KM: What has been one of your greatest moments or accomplishments so far?
KD: When I was in college we won the 4x 1500 at Penn relays. Penn relays are a huge track and field event in North America. Over 50,000 people come to watch it. My team won and we got a huge trophy called the champions of America. We laughed because my team was the Hungarian, the Bulgarian, the Serbian, and the Canadian and we were the champions of America.
KM: When you are not training what do you like to do with you spare time?

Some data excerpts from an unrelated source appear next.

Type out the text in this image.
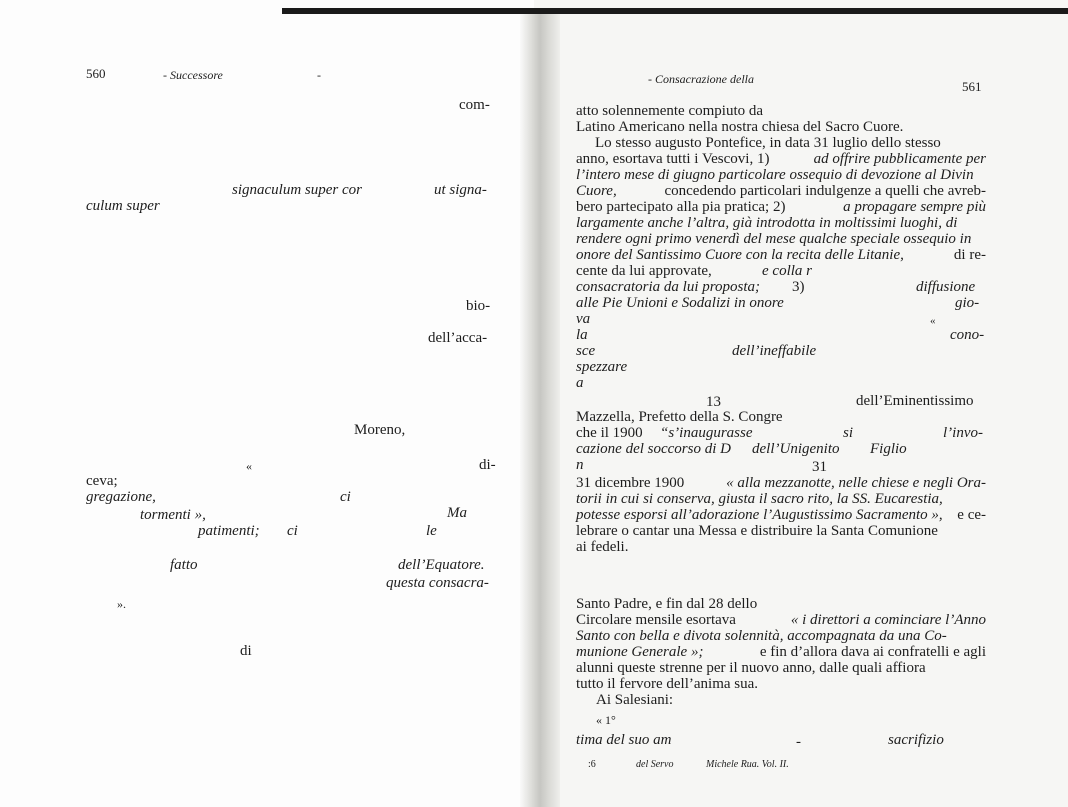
560	- Successore	-
com-
signaculum super cor	ut signa-
culum super
bio-
dell’acca-
Moreno,
«	di-
ceva;
gregazione,	ci
tormenti »,	Ma
patimenti; ci	le
fatto	dell’Equatore.
questa consacra-
».
di
- Consacrazione della	561
atto solennemente compiuto da
Latino Americano nella nostra chiesa del Sacro Cuore.
Lo stesso augusto Pontefice, in data 31 luglio dello stesso
anno, esortava tutti i Vescovi, 1)	ad offrire pubblicamente per
l’intero mese di giugno particolare ossequio di devozione al Divin
Cuore,	concedendo particolari indulgenze a quelli che avreb-
bero partecipato alla pia pratica; 2)	a propagare sempre più
largamente anche l’altra, già introdotta in moltissimi luoghi, di
rendere ogni primo venerdì del mese qualche speciale ossequio in
onore del Santissimo Cuore con la recita delle Litanie,	di re-
cente da lui approvate,	e colla r
consacratoria da lui proposta; 3)	diffusione
alle Pie Unioni e Sodalizi in onore	gio-
va	«
la	cono-
sce	dell’ineffabile
spezzare
a
13	dell’Eminentissimo
Mazzella, Prefetto della S. Congre
che il 1900 “s’inaugurasse	si	l’invo-
cazione del soccorso di D dell’Unigenito Figlio
n	31
31 dicembre 1900	« alla mezzanotte, nelle chiese e negli Ora-
torii in cui si conserva, giusta il sacro rito, la SS. Eucarestia,
potesse esporsi all’adorazione l’Augustissimo Sacramento », e ce-
lebrare o cantar una Messa e distribuire la Santa Comunione
ai fedeli.
Santo Padre, e fin dal 28 dello
Circolare mensile esortava	« i direttori a cominciare l’Anno
Santo con bella e divota solennità, accompagnata da una Co-
munione Generale »;	e fin d’allora dava ai confratelli e agli
alunni queste strenne per il nuovo anno, dalle quali affiora
tutto il fervore dell’anima sua.
Ai Salesiani:
« 1°
tima del suo am	-	sacrifizio
:6	del Servo	Michele Rua. Vol. II.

KD: I love reading. I’m reading a novel now called The Quants by Scott Patterson. I also love to cook.
KM: List a few songs that would be found on your iPod for training?
KD: I like girl talk and house music. I also like the Swedish Dj Avicii.
KM: What advice do you have for young aspiring athletes?
KD: Always believe in yourself and don’t let people tell you can’t do something. Don’t be scared to set high goals.
KM: Do you see yourself coaching athletes in the future?
KD: Yes I love coaching. I coached cross country at Vancouver College in 2005, 06. When I was in Victoria I coached beginner triathlon. I train a lot of my friends and my boyfriend. I coached my boyfriend last year he ran a pb 33:40 at the Vancouver Sun Run.
KM: What are a few upcoming events you are interested in competing in?
KD: If I’m back running this summer I would like to race cross country nationals this fall. It’s going to be held at Jericho and I love that course, I love cross country.